Ruane herself received a place to study in Trinity through Trinity Access Programme, and she subsequently became the president of the Students’ Union in 2015/16. She spoke of how a national access programme is needed on a universal level, and how support should be available in local communities for those who attend universities through access programmes, calling it an “intergenerational thing”.
Questions then turned to her involvement in reforming the prison system. Ruane passionately spoke about prisoners who aspire to do something different with their lives once they are released. She sentimentally mentioned some of her incarcerated friends who had sent her letters from prison expressing the desire to change their lives. Ruane has worked on drafting a bill which would prevent jobseekers being asked whether they have any previous criminal convictions when applying for work. She explained the proposal further, saying it “would stop stigma at the start of the process” and is currently awaiting approval from the Dáil.
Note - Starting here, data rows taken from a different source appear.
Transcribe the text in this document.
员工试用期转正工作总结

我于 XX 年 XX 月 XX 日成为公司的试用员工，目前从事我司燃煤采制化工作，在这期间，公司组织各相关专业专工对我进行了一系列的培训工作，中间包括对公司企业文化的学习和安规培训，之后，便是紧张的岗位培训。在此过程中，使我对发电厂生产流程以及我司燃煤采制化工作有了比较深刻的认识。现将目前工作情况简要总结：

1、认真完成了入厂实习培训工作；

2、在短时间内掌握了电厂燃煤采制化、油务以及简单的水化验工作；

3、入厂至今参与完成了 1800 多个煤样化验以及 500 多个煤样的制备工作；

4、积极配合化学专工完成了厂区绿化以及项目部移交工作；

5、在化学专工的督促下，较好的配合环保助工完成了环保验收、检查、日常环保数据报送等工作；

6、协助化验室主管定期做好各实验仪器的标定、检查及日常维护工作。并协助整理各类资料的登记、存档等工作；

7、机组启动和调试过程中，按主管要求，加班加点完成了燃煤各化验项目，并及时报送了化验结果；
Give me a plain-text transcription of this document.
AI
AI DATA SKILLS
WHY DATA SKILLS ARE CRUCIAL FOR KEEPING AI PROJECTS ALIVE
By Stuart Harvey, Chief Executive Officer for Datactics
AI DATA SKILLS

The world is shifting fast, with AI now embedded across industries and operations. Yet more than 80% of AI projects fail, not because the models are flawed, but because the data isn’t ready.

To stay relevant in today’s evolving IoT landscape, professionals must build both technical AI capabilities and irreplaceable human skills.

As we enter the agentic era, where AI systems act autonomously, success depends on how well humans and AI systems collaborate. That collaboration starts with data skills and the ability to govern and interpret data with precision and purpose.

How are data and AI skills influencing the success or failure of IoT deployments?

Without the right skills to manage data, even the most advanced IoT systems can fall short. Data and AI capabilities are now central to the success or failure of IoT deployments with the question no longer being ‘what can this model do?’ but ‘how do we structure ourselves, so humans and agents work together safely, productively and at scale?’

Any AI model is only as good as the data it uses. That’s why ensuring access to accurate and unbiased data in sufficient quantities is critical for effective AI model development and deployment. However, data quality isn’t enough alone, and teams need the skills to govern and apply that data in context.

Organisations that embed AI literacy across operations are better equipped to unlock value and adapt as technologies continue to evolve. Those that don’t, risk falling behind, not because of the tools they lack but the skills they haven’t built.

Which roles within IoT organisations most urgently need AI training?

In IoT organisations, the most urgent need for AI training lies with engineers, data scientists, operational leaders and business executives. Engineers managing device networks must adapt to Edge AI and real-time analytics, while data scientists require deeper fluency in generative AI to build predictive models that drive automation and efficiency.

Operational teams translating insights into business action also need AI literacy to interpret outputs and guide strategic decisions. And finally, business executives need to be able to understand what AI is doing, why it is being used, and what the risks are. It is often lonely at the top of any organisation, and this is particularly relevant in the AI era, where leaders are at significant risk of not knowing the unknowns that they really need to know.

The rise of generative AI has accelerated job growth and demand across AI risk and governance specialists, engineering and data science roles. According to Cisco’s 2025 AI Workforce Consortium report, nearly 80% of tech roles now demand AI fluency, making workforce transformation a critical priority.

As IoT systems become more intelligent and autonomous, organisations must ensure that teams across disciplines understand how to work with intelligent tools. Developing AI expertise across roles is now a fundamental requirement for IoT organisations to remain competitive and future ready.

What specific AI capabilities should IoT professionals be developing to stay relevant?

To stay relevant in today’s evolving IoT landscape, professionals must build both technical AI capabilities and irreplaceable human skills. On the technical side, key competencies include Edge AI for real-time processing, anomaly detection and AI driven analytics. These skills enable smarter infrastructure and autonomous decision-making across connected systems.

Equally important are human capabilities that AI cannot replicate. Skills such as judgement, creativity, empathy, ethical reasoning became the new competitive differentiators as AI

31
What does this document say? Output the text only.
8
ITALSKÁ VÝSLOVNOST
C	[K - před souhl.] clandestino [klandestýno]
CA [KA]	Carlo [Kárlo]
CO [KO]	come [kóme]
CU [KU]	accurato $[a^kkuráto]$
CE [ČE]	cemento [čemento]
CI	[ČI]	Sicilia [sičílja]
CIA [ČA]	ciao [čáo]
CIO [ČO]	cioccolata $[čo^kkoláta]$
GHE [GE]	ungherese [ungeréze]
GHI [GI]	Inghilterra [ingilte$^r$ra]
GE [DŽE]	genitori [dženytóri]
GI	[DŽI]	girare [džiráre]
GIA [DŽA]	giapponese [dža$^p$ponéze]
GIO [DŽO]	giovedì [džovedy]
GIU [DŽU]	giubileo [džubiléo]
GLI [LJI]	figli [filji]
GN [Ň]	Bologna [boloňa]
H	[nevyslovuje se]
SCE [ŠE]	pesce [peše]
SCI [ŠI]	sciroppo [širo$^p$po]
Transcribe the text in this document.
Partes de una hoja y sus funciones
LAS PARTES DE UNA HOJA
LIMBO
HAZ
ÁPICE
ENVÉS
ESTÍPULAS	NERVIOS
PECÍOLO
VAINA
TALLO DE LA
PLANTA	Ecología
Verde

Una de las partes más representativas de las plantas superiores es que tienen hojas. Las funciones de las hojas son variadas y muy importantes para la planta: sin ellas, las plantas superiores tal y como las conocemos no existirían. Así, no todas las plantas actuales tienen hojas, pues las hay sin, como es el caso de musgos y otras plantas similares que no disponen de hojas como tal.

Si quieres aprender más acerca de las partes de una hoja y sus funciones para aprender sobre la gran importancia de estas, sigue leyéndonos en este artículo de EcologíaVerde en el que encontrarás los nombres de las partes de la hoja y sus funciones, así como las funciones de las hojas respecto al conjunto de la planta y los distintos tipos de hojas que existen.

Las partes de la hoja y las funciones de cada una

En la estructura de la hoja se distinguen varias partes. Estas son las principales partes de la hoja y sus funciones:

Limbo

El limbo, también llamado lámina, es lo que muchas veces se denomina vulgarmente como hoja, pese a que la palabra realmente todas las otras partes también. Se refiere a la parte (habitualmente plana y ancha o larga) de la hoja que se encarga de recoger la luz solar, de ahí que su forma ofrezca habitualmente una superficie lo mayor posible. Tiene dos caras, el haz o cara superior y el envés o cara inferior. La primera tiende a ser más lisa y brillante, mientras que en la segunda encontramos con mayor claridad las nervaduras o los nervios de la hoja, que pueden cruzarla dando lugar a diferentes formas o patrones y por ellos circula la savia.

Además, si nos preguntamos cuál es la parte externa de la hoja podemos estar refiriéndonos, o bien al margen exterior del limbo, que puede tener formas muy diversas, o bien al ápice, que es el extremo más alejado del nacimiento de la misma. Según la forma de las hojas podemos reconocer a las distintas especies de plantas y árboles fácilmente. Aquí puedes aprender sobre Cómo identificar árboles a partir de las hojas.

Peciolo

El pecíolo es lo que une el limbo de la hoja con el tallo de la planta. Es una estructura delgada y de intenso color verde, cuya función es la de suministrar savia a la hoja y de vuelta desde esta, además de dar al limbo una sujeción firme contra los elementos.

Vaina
Ruane was also asked what problems she would like to see addressed in the Dáil when it forms after the general election. “Obviously the housing situation is massive, you need to have a place to call home and a place of safety,” she said. Granting greater representation to the working class in the judiciary and working on criminal justice reform were also matters she said she would personally focus on, as well as creating a more autism-friendly society. Senator Ruane ended by asking, “Can I go? I need to get home for Love Island,” a sentiment that much of the audience could likely relate to as the talk came to a close.